Doh Chull Shin, the Jack W. Peltason Scholar in Residence at the Center for Study of Democracy, is the co-recipient of the Maisel-Laponce award from the International Political Science Association at their international meetings in Poland. Shin and his coauthor, Lingling Qi of Nanjing University in China, received the award for their path-breaking article: "How mass political attitudes affect democratization: Exploring the facilitating role critical democrats play in the process". The article was selected as the best publication over the previous four years in the International Political Science Review/Revue internationale de science politique.

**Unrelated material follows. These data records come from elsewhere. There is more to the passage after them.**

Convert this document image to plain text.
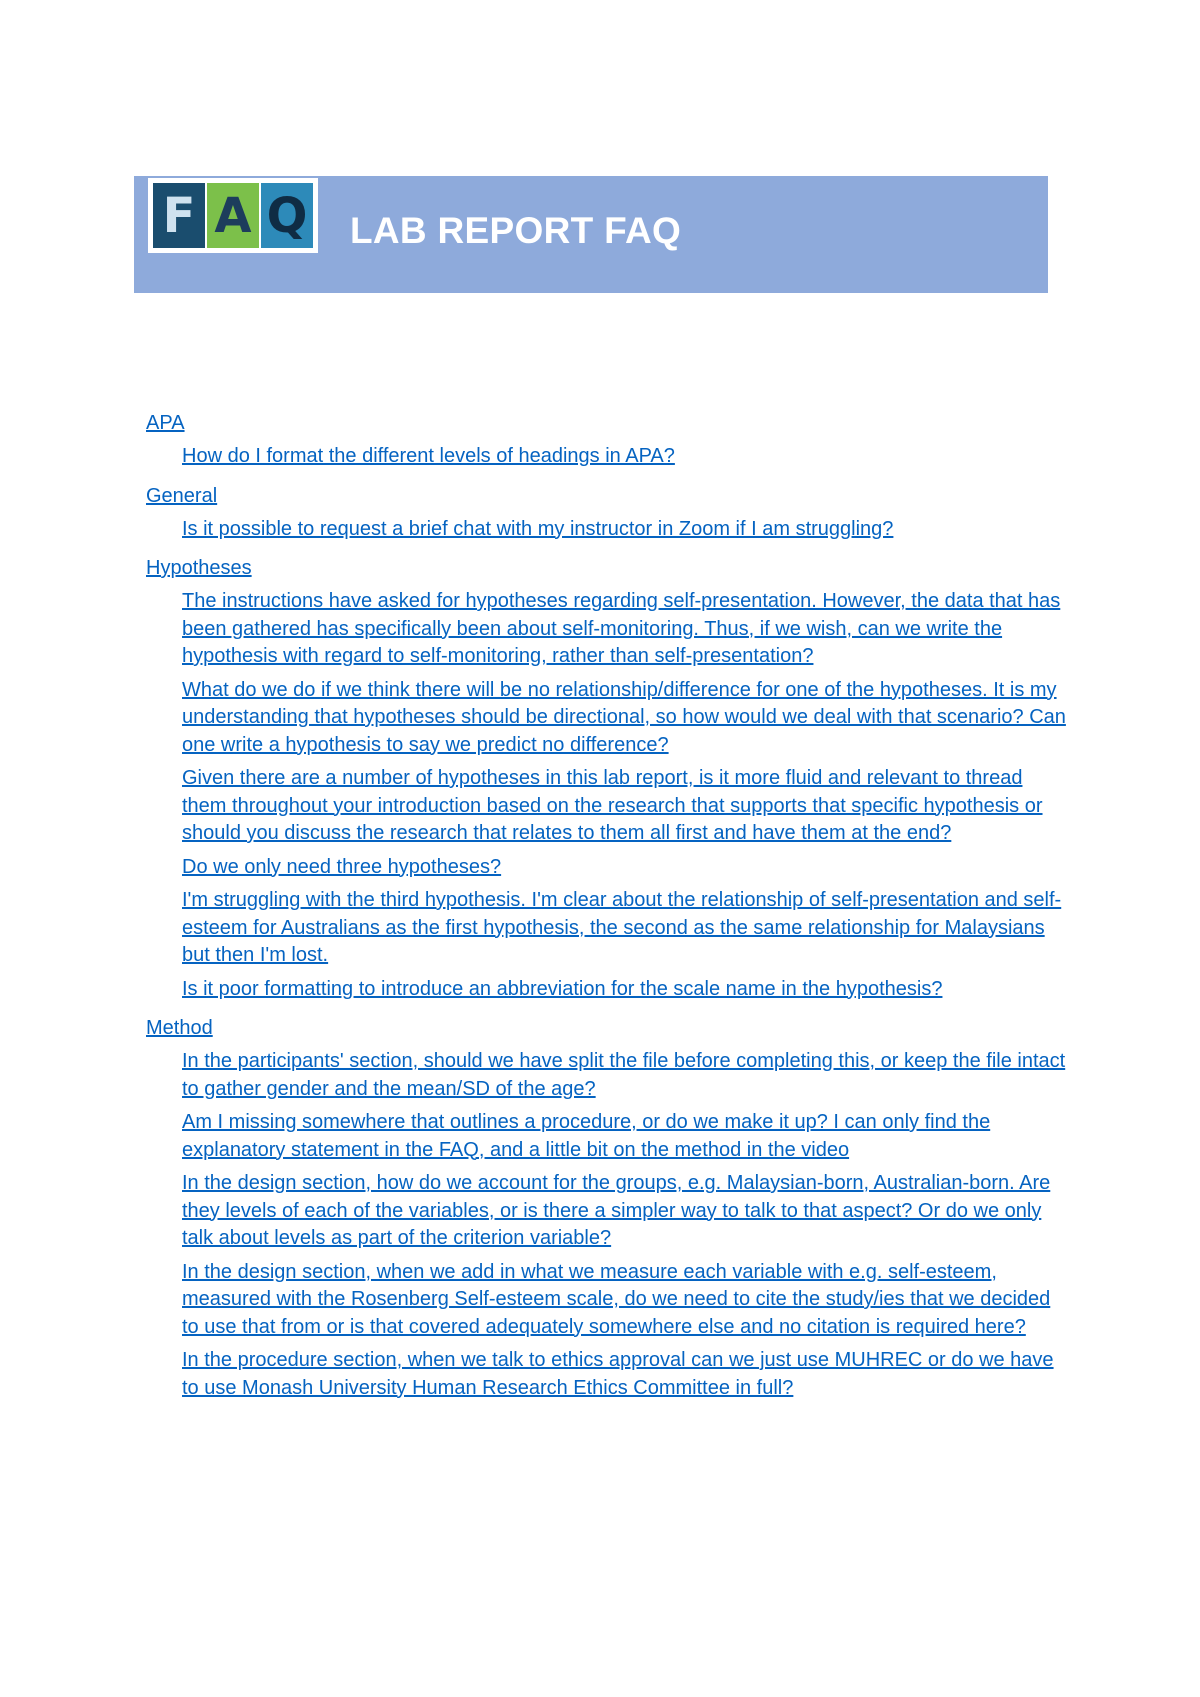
F A Q LAB REPORT FAQ
APA
How do I format the different levels of headings in APA?
General
Is it possible to request a brief chat with my instructor in Zoom if I am struggling?
Hypotheses
The instructions have asked for hypotheses regarding self-presentation. However, the data that has been gathered has specifically been about self-monitoring. Thus, if we wish, can we write the hypothesis with regard to self-monitoring, rather than self-presentation?
What do we do if we think there will be no relationship/difference for one of the hypotheses. It is my understanding that hypotheses should be directional, so how would we deal with that scenario? Can one write a hypothesis to say we predict no difference?
Given there are a number of hypotheses in this lab report, is it more fluid and relevant to thread them throughout your introduction based on the research that supports that specific hypothesis or should you discuss the research that relates to them all first and have them at the end?
Do we only need three hypotheses?
I'm struggling with the third hypothesis. I'm clear about the relationship of self-presentation and self-esteem for Australians as the first hypothesis, the second as the same relationship for Malaysians but then I'm lost.
Is it poor formatting to introduce an abbreviation for the scale name in the hypothesis?
Method
In the participants' section, should we have split the file before completing this, or keep the file intact to gather gender and the mean/SD of the age?
Am I missing somewhere that outlines a procedure, or do we make it up? I can only find the explanatory statement in the FAQ, and a little bit on the method in the video
In the design section, how do we account for the groups, e.g. Malaysian-born, Australian-born. Are they levels of each of the variables, or is there a simpler way to talk to that aspect? Or do we only talk about levels as part of the criterion variable?
In the design section, when we add in what we measure each variable with e.g. self-esteem, measured with the Rosenberg Self-esteem scale, do we need to cite the study/ies that we decided to use that from or is that covered adequately somewhere else and no citation is required here?
In the procedure section, when we talk to ethics approval can we just use MUHREC or do we have to use Monash University Human Research Ethics Committee in full?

Their article tests the long held presumptions that that citizens’ political attitudes have a profound impact on the democratization process. Using opinion surveys from 46 transitional societies in the World Values Survey, the study first argues that real popular demand for democracy is not the same thing as a stated preference for a democratic regime. In addition, they show that the critical orientations toward government held by democrats promote democratic development more powerfully than other attitudes that prior public opinion research has suggested as the driving forces of democratization. They conclude that since people react differently to the ideals of democracy and its practices, there is an urgent need to differentiate orientations to democracy as an ideal system from evaluations of the practices of democratic governance.

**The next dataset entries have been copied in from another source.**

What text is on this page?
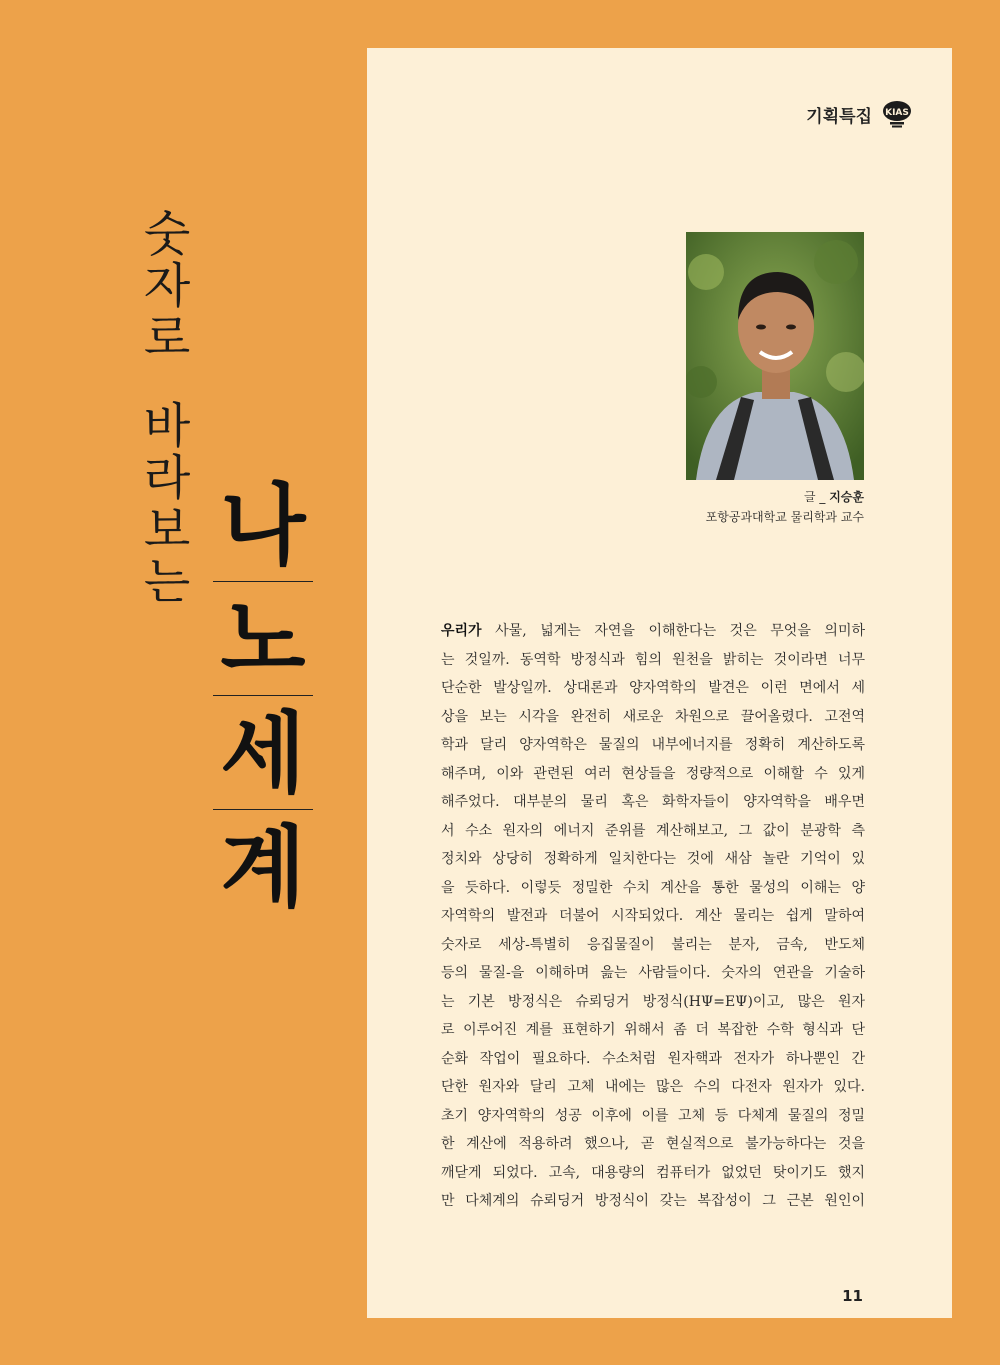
기획특집 KIAS
숫
자
로
바
라
보
는
나
노
세
계
글 _ 지승훈
포항공과대학교 물리학과 교수
우리가 사물, 넓게는 자연을 이해한다는 것은 무엇을 의미하
는 것일까. 동역학 방정식과 힘의 원천을 밝히는 것이라면 너무
단순한 발상일까. 상대론과 양자역학의 발견은 이런 면에서 세
상을 보는 시각을 완전히 새로운 차원으로 끌어올렸다. 고전역
학과 달리 양자역학은 물질의 내부에너지를 정확히 계산하도록
해주며, 이와 관련된 여러 현상들을 정량적으로 이해할 수 있게
해주었다. 대부분의 물리 혹은 화학자들이 양자역학을 배우면
서 수소 원자의 에너지 준위를 계산해보고, 그 값이 분광학 측
정치와 상당히 정확하게 일치한다는 것에 새삼 놀란 기억이 있
을 듯하다. 이렇듯 정밀한 수치 계산을 통한 물성의 이해는 양
자역학의 발전과 더불어 시작되었다. 계산 물리는 쉽게 말하여
숫자로 세상-특별히 응집물질이 불리는 분자, 금속, 반도체
등의 물질-을 이해하며 읊는 사람들이다. 숫자의 연관을 기술하
는 기본 방정식은 슈뢰딩거 방정식(HΨ=EΨ)이고, 많은 원자
로 이루어진 계를 표현하기 위해서 좀 더 복잡한 수학 형식과 단
순화 작업이 필요하다. 수소처럼 원자핵과 전자가 하나뿐인 간
단한 원자와 달리 고체 내에는 많은 수의 다전자 원자가 있다.
초기 양자역학의 성공 이후에 이를 고체 등 다체계 물질의 정밀
한 계산에 적용하려 했으나, 곧 현실적으로 불가능하다는 것을
깨닫게 되었다. 고속, 대용량의 컴퓨터가 없었던 탓이기도 했지
만 다체계의 슈뢰딩거 방정식이 갖는 복잡성이 그 근본 원인이
11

Doh Chull Shin is Jack W. Peltason Scholar in Residence at the Center for the Study of Democracy at the University of California, Irvine. His books include Confucianism and Democratization in East Asia (2012)  Mass Politics and Culture in Democratizing Korea (2000) and the co-edited How East Asians View Democracy (2008). His articles comparing the dynamics and patterns of cultural and institutional democratization have been published in leading political science journals. Shin has held visiting appointments at the Australian National University, Central European University in Budapest, Charles University in Prague, Seoul National University, the University of Cape Town, and the Wissenschaftszentrum Berlin. His current research seeks to assess the authenticity of avowed support for democracy among contemporary global citizenries, and to unravel the transformation of political culture in authoritarian and postauthoritarian societies.